Hinduism influence increasing in U.S.

By September 14, 2007

USA (MNN/BP) — The United States' tie to technology in India may be the reason for the growing influence of Hinduism in the country. That's the message from the Southern Baptist North American Mission Board, a sister ministry to the International Mission Board.

Evidence of this influence is the fact that a Hindu chaplain now has led prayers in the U.S. Senate, the California Senate, and the Nevada legislature. Rajan Zed, director of interfaith relations at a Hindu temple in Reno, Nevada became the first Hindu to offer an official prayer in the U.S. Senate in July after praying in the Nevada State Assembly and the Nevada Senate earlier this year. On Aug. 27, he became the first Hindu to pray at the California Senate.

NSRK Ravi, director of the North American Mission Board's Evangelism Response Center and a former Hindu, told Baptist Press he had not heard of Zed before the chaplain prayed in the U.S. Senate. Ravi said Zed "has been a minor figure among the Indian Hindu community until recently."

But now Zed's followers are growing rapidly, and a group called Friends of Rajan Zed has been established in India with goals of "working to maximize human potential, promoting and preserving peace, and praying for humankind," according to the Reno Gazette-Journal Aug. 26. The group has asked Nevada's governor to declare July 12, the day Zed recited a prayer at the U.S. Senate, as Rajan Zed Day.
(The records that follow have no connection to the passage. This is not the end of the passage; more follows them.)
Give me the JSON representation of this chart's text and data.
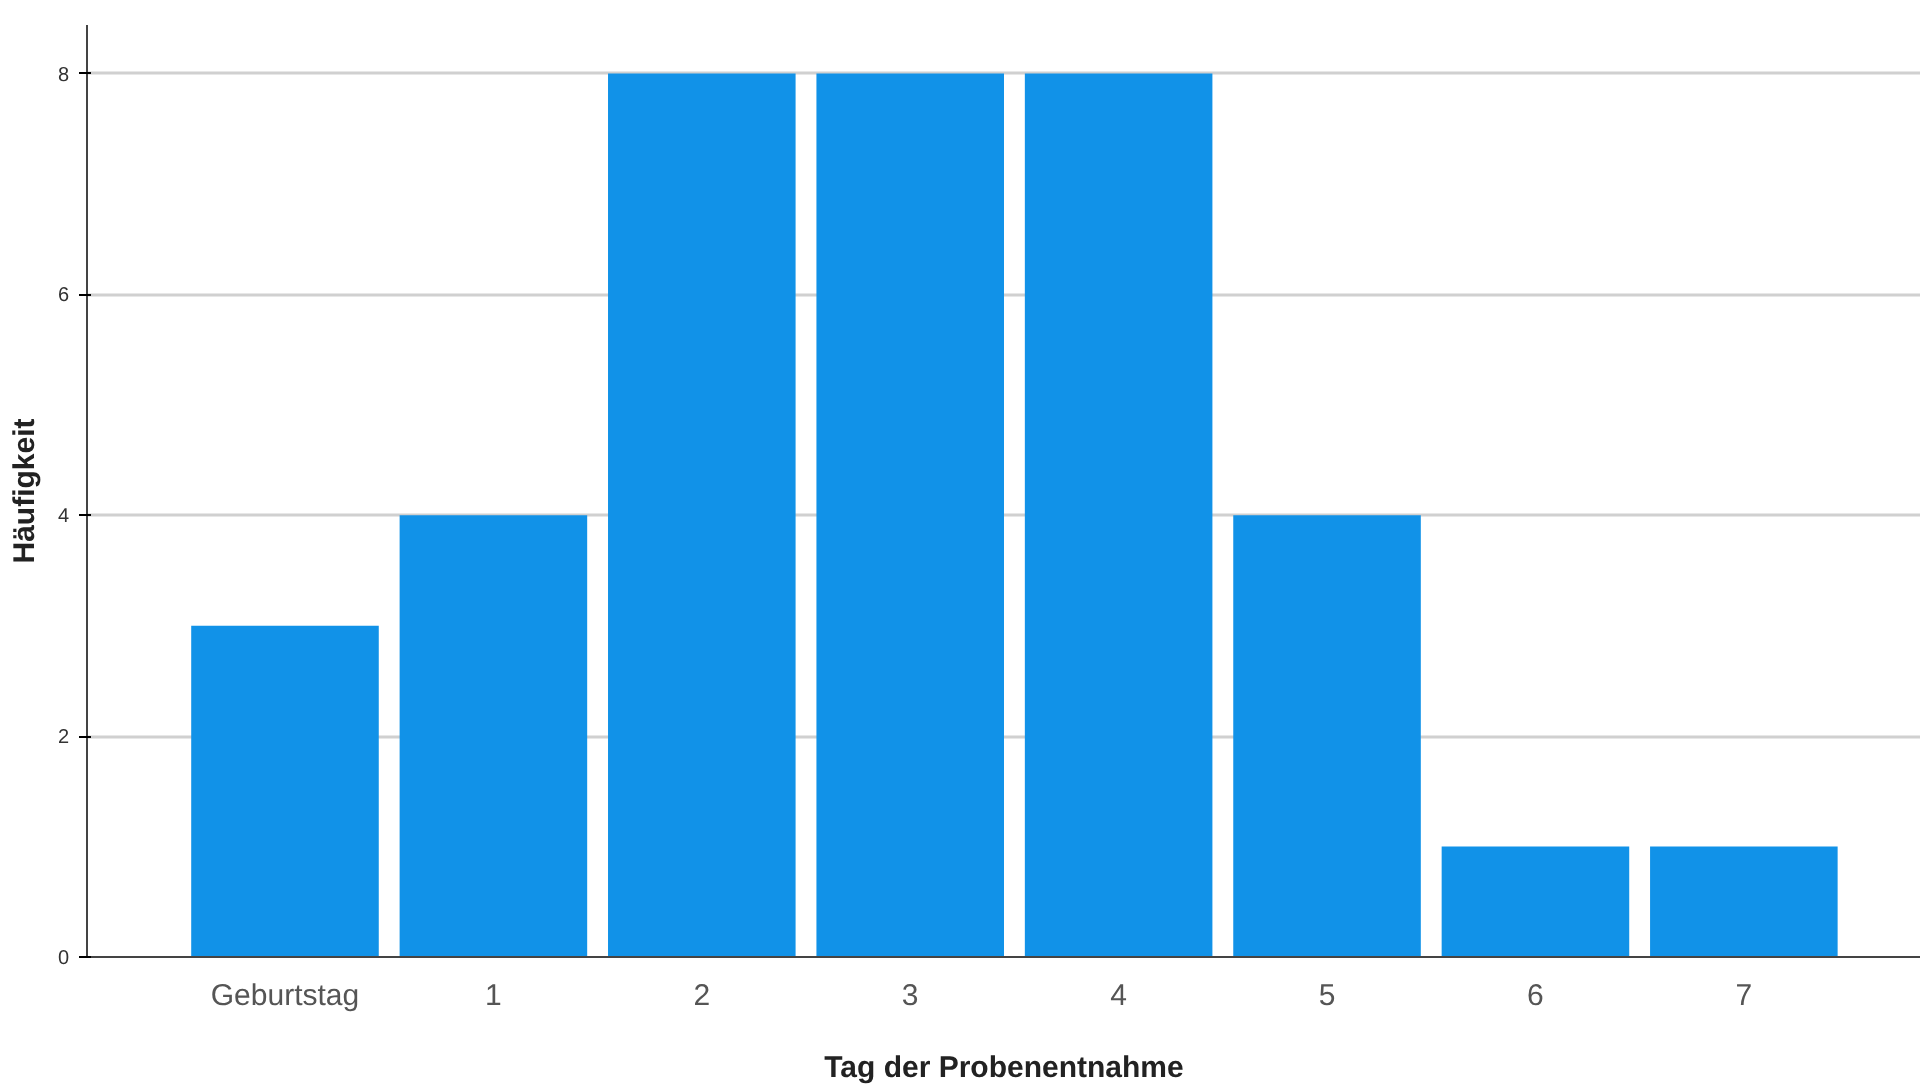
{
  "chart_data": {
    "type": "bar",
    "xlabel": "Tag der Probenentnahme",
    "ylabel": "Häufigkeit",
    "categories": [
      "Geburtstag",
      "1",
      "2",
      "3",
      "4",
      "5",
      "6",
      "7"
    ],
    "values": [
      3,
      4,
      8,
      8,
      8,
      4,
      1,
      1
    ],
    "color": "#1192e8",
    "ylim": [
      0,
      8.44
    ],
    "yticks": [
      0,
      2,
      4,
      6,
      8
    ],
    "grid": "y"
  }
}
NAMB's Ravi said he's not sure whether Zed has a clear religious agenda behind leading prayers at American government institutions, but Ravi does believe Zed is using those open doors to show the growing Indian Hindu presence in the United States.
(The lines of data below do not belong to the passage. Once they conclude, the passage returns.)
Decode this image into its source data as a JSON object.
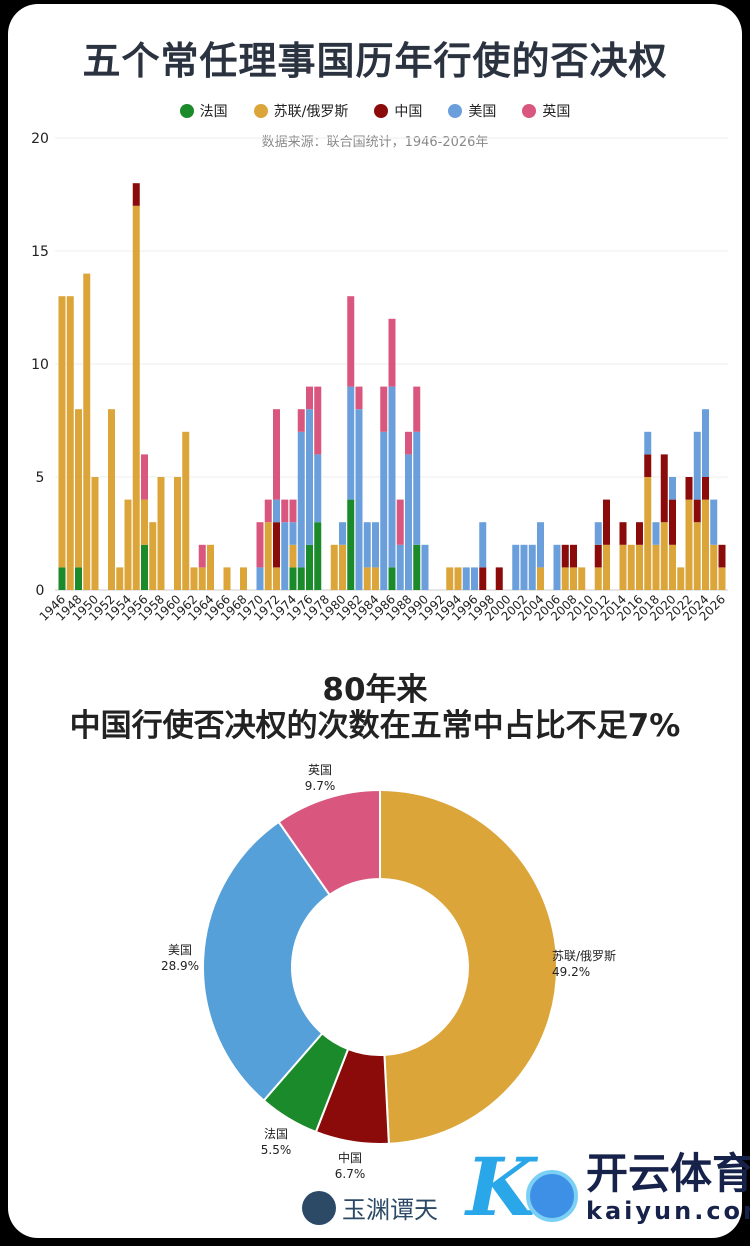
{
  "title": "五个常任理事国历年行使的否决权",
  "source": "数据来源：联合国统计，1946-2026年",
  "legend": [
    {
      "name": "法国",
      "color": "#1a8a2a"
    },
    {
      "name": "苏联/俄罗斯",
      "color": "#dba53a"
    },
    {
      "name": "中国",
      "color": "#8b0a0a"
    },
    {
      "name": "美国",
      "color": "#6a9fdc"
    },
    {
      "name": "英国",
      "color": "#d9567f"
    }
  ],
  "chart_data": [
    {
      "type": "bar",
      "stacked": true,
      "title": "五个常任理事国历年行使的否决权",
      "ylim": [
        0,
        20
      ],
      "yticks": [
        "0",
        "5",
        "10",
        "15",
        "20"
      ],
      "x_start": 1946,
      "x_end": 2026,
      "series_order": [
        "France",
        "USSR/Russia",
        "China",
        "USA",
        "UK"
      ],
      "values": {
        "1946": [
          1,
          12,
          0,
          0,
          0
        ],
        "1947": [
          0,
          13,
          0,
          0,
          0
        ],
        "1948": [
          1,
          7,
          0,
          0,
          0
        ],
        "1949": [
          0,
          14,
          0,
          0,
          0
        ],
        "1950": [
          0,
          5,
          0,
          0,
          0
        ],
        "1951": [
          0,
          0,
          0,
          0,
          0
        ],
        "1952": [
          0,
          8,
          0,
          0,
          0
        ],
        "1953": [
          0,
          1,
          0,
          0,
          0
        ],
        "1954": [
          0,
          4,
          0,
          0,
          0
        ],
        "1955": [
          0,
          17,
          1,
          0,
          0
        ],
        "1956": [
          2,
          2,
          0,
          0,
          2
        ],
        "1957": [
          0,
          3,
          0,
          0,
          0
        ],
        "1958": [
          0,
          5,
          0,
          0,
          0
        ],
        "1959": [
          0,
          0,
          0,
          0,
          0
        ],
        "1960": [
          0,
          5,
          0,
          0,
          0
        ],
        "1961": [
          0,
          7,
          0,
          0,
          0
        ],
        "1962": [
          0,
          1,
          0,
          0,
          0
        ],
        "1963": [
          0,
          1,
          0,
          0,
          1
        ],
        "1964": [
          0,
          2,
          0,
          0,
          0
        ],
        "1965": [
          0,
          0,
          0,
          0,
          0
        ],
        "1966": [
          0,
          1,
          0,
          0,
          0
        ],
        "1967": [
          0,
          0,
          0,
          0,
          0
        ],
        "1968": [
          0,
          1,
          0,
          0,
          0
        ],
        "1969": [
          0,
          0,
          0,
          0,
          0
        ],
        "1970": [
          0,
          0,
          0,
          1,
          2
        ],
        "1971": [
          0,
          3,
          0,
          0,
          1
        ],
        "1972": [
          0,
          1,
          2,
          1,
          4
        ],
        "1973": [
          0,
          0,
          0,
          3,
          1
        ],
        "1974": [
          1,
          1,
          0,
          1,
          1
        ],
        "1975": [
          1,
          0,
          0,
          6,
          1
        ],
        "1976": [
          2,
          0,
          0,
          6,
          1
        ],
        "1977": [
          3,
          0,
          0,
          3,
          3
        ],
        "1978": [
          0,
          0,
          0,
          0,
          0
        ],
        "1979": [
          0,
          2,
          0,
          0,
          0
        ],
        "1980": [
          0,
          2,
          0,
          1,
          0
        ],
        "1981": [
          4,
          0,
          0,
          5,
          4
        ],
        "1982": [
          0,
          0,
          0,
          8,
          1
        ],
        "1983": [
          0,
          1,
          0,
          2,
          0
        ],
        "1984": [
          0,
          1,
          0,
          2,
          0
        ],
        "1985": [
          0,
          0,
          0,
          7,
          2
        ],
        "1986": [
          1,
          0,
          0,
          8,
          3
        ],
        "1987": [
          0,
          0,
          0,
          2,
          2
        ],
        "1988": [
          0,
          0,
          0,
          6,
          1
        ],
        "1989": [
          2,
          0,
          0,
          5,
          2
        ],
        "1990": [
          0,
          0,
          0,
          2,
          0
        ],
        "1991": [
          0,
          0,
          0,
          0,
          0
        ],
        "1992": [
          0,
          0,
          0,
          0,
          0
        ],
        "1993": [
          0,
          1,
          0,
          0,
          0
        ],
        "1994": [
          0,
          1,
          0,
          0,
          0
        ],
        "1995": [
          0,
          0,
          0,
          1,
          0
        ],
        "1996": [
          0,
          0,
          0,
          1,
          0
        ],
        "1997": [
          0,
          0,
          1,
          2,
          0
        ],
        "1998": [
          0,
          0,
          0,
          0,
          0
        ],
        "1999": [
          0,
          0,
          1,
          0,
          0
        ],
        "2000": [
          0,
          0,
          0,
          0,
          0
        ],
        "2001": [
          0,
          0,
          0,
          2,
          0
        ],
        "2002": [
          0,
          0,
          0,
          2,
          0
        ],
        "2003": [
          0,
          0,
          0,
          2,
          0
        ],
        "2004": [
          0,
          1,
          0,
          2,
          0
        ],
        "2005": [
          0,
          0,
          0,
          0,
          0
        ],
        "2006": [
          0,
          0,
          0,
          2,
          0
        ],
        "2007": [
          0,
          1,
          1,
          0,
          0
        ],
        "2008": [
          0,
          1,
          1,
          0,
          0
        ],
        "2009": [
          0,
          1,
          0,
          0,
          0
        ],
        "2010": [
          0,
          0,
          0,
          0,
          0
        ],
        "2011": [
          0,
          1,
          1,
          1,
          0
        ],
        "2012": [
          0,
          2,
          2,
          0,
          0
        ],
        "2013": [
          0,
          0,
          0,
          0,
          0
        ],
        "2014": [
          0,
          2,
          1,
          0,
          0
        ],
        "2015": [
          0,
          2,
          0,
          0,
          0
        ],
        "2016": [
          0,
          2,
          1,
          0,
          0
        ],
        "2017": [
          0,
          5,
          1,
          1,
          0
        ],
        "2018": [
          0,
          2,
          0,
          1,
          0
        ],
        "2019": [
          0,
          3,
          3,
          0,
          0
        ],
        "2020": [
          0,
          2,
          2,
          1,
          0
        ],
        "2021": [
          0,
          1,
          0,
          0,
          0
        ],
        "2022": [
          0,
          4,
          1,
          0,
          0
        ],
        "2023": [
          0,
          3,
          1,
          3,
          0
        ],
        "2024": [
          0,
          4,
          1,
          3,
          0
        ],
        "2025": [
          0,
          2,
          0,
          2,
          0
        ],
        "2026": [
          0,
          1,
          1,
          0,
          0
        ]
      }
    },
    {
      "type": "pie",
      "donut": true,
      "title_line1": "80年来",
      "title_line2": "中国行使否决权的次数在五常中占比不足7%",
      "slices": [
        {
          "name": "苏联/俄罗斯",
          "percent": 49.2,
          "label": "49.2%",
          "color": "#dba53a"
        },
        {
          "name": "中国",
          "percent": 6.7,
          "label": "6.7%",
          "color": "#8b0a0a"
        },
        {
          "name": "法国",
          "percent": 5.5,
          "label": "5.5%",
          "color": "#1a8a2a"
        },
        {
          "name": "美国",
          "percent": 28.9,
          "label": "28.9%",
          "color": "#55a0d8"
        },
        {
          "name": "英国",
          "percent": 9.7,
          "label": "9.7%",
          "color": "#d9567f"
        }
      ]
    }
  ],
  "logos": {
    "left": "玉渊谭天",
    "right_cn": "开云体育",
    "right_en": "kaiyun.com"
  }
}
"Since the Johnson administration opened doors to non-European immigrants, Indians — especially Hindu Indians — immigrated in large numbers," Ravi told BP. "Current estimates range from 2.2 to 3 million Hindus in the United States. Those who come from India are the cream of the crop of Indian society, and they are highly educated and motivated individuals.

"Their influence is felt in the high-tech industry, hotel industry, financial field and medical field," Ravi said. "For the most part, immigrant Indian Hindus are nominal in their faith when they are in India; however, when they come to a new nation, they do practice their faith devotedly."

The United States is now home to more than 800 Hindu temples, Ravi said, and this summer a $19 million Hindu temple was dedicated in an Atlanta suburb.

"Second- and third-generation [Americans with ties to India] are not religious; they are becoming more materialists," Ravi added.

North American believers have a unique opportunity to reach out to an international population without having to go overseas. Pray that God would encourage Christians in the U.S. to reach out to this segment of their society.